Group Health Insurance Cons
Group insurance is often costlier than individual insurance
If you don’t factor in the employer’s contribution towards premiums, then different plans are almost always more affordable than group plans. However, as we discussed earlier, not everyone can qualify for an individual project.
What happens if your employment is terminated (by you or your employer)?

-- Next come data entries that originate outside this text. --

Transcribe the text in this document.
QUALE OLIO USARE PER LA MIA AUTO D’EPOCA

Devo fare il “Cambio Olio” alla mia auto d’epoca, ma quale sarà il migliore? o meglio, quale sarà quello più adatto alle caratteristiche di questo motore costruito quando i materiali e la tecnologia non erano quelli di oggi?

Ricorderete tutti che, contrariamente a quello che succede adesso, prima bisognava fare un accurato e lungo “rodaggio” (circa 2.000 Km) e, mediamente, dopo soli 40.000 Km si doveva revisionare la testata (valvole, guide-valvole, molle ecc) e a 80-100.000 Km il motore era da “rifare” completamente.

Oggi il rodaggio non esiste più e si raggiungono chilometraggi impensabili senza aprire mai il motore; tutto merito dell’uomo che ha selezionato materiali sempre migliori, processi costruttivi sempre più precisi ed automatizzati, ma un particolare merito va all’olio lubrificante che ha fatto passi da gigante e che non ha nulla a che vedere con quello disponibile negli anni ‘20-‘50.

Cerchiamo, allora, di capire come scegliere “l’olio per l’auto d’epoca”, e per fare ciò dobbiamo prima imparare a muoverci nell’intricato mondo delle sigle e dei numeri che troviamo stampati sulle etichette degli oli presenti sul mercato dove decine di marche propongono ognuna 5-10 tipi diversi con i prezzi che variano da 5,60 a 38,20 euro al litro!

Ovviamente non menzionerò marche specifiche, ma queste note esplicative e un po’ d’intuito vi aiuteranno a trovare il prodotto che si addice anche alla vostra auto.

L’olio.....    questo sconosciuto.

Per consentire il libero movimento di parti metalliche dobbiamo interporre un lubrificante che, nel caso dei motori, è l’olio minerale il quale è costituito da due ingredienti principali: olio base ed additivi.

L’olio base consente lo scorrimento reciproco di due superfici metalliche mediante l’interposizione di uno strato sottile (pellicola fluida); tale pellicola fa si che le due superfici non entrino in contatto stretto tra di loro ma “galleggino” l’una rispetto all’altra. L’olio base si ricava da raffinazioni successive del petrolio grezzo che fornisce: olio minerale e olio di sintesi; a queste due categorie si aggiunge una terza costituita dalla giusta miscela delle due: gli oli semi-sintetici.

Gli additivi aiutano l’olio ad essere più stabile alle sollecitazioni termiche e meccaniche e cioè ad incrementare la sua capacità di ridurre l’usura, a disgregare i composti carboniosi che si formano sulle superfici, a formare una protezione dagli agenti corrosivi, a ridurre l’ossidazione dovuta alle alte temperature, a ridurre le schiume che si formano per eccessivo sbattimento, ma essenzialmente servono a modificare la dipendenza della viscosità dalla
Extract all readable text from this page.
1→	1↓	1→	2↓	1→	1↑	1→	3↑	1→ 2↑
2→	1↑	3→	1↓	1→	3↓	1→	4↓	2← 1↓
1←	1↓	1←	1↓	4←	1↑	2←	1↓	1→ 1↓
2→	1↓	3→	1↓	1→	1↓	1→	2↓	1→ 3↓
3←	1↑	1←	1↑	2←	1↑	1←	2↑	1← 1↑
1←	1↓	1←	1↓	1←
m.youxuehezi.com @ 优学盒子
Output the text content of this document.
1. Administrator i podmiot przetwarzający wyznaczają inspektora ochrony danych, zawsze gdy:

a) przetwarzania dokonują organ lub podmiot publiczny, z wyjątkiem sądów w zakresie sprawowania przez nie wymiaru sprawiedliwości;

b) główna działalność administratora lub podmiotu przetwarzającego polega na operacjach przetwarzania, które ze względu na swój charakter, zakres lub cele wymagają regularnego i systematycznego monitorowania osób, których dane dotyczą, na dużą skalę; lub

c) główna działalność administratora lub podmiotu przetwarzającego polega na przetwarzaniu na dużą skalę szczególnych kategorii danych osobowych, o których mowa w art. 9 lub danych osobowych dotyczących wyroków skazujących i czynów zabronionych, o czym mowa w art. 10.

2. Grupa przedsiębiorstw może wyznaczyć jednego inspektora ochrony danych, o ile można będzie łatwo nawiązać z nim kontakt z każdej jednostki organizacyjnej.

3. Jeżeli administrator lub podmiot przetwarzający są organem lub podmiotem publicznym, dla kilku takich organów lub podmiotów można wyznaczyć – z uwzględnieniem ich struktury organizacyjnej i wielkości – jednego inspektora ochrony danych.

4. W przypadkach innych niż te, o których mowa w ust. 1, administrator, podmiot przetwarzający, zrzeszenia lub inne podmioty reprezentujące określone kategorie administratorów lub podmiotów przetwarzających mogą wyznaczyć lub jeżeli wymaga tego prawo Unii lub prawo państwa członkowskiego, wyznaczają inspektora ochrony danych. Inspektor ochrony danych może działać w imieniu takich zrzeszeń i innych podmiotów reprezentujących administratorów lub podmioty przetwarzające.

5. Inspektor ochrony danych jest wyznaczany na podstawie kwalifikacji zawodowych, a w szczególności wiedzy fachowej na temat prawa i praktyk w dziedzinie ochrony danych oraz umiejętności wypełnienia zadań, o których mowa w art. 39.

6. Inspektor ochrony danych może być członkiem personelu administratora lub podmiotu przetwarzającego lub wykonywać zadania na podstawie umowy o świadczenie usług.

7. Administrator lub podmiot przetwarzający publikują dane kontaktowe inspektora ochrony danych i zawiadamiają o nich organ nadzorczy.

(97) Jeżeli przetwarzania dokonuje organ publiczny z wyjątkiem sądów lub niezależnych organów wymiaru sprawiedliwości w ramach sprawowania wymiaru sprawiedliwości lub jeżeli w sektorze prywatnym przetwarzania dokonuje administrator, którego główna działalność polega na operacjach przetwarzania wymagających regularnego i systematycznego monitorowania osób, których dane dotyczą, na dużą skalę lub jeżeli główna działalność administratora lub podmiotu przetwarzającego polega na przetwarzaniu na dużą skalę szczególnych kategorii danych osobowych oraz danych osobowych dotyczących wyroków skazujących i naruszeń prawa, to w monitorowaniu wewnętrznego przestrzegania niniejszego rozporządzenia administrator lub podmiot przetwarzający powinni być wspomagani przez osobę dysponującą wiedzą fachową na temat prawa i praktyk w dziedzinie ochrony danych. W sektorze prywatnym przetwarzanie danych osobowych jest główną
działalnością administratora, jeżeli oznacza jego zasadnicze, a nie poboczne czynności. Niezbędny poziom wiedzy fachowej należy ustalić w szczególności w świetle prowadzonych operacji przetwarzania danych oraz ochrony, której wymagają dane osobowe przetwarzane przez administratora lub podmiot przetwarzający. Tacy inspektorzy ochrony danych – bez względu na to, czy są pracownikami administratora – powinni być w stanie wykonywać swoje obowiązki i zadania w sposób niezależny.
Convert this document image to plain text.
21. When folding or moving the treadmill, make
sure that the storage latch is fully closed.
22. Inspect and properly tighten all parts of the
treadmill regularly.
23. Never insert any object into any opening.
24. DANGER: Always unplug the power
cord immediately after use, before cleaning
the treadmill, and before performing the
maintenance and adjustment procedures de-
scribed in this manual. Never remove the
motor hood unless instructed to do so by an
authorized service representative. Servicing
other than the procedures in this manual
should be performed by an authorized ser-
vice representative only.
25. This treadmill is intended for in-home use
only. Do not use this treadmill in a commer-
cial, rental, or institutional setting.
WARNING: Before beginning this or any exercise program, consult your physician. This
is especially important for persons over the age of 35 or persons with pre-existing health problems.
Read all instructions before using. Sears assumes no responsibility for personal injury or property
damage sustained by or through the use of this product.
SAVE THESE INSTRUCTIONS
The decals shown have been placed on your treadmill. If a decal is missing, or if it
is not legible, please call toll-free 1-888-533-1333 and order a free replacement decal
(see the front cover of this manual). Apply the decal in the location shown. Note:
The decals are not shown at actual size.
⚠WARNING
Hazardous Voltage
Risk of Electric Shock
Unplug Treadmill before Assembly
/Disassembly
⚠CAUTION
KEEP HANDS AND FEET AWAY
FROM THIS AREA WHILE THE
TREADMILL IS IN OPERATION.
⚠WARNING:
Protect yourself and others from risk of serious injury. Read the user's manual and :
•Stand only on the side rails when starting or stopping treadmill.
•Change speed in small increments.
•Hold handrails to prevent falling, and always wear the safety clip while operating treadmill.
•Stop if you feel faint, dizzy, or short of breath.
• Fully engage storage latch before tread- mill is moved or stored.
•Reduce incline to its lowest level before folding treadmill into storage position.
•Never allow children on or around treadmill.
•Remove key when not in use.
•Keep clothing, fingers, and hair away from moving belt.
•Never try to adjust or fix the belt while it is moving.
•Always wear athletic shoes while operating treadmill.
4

Yes, you will likely have some benefit continuation rights (through COBRA or state continuation programs), but these benefits can be costly and the term-limited. So, eventually, you either need to secure another job with benefits, a private health plan (assuming you’re insurable), or possibly join a government insurance program for the uninsured (if you are not insurable). Let me emphasize that you should NEVER be without some form of primary medical health insurance. Being without this insurance puts you and your family in severe financial jeopardy. A recent Harvard University study found that fifty percent of all bankruptcy filings were partly the results of medical expenses. To an equivalent point, every 30 seconds within Canada, someone files for bankruptcy in the aftermath of a severe health problem. Don’t let this happen to you.
Chambers of commerce in Canada offering you the best group health insurance plan and will make you feel secure about it.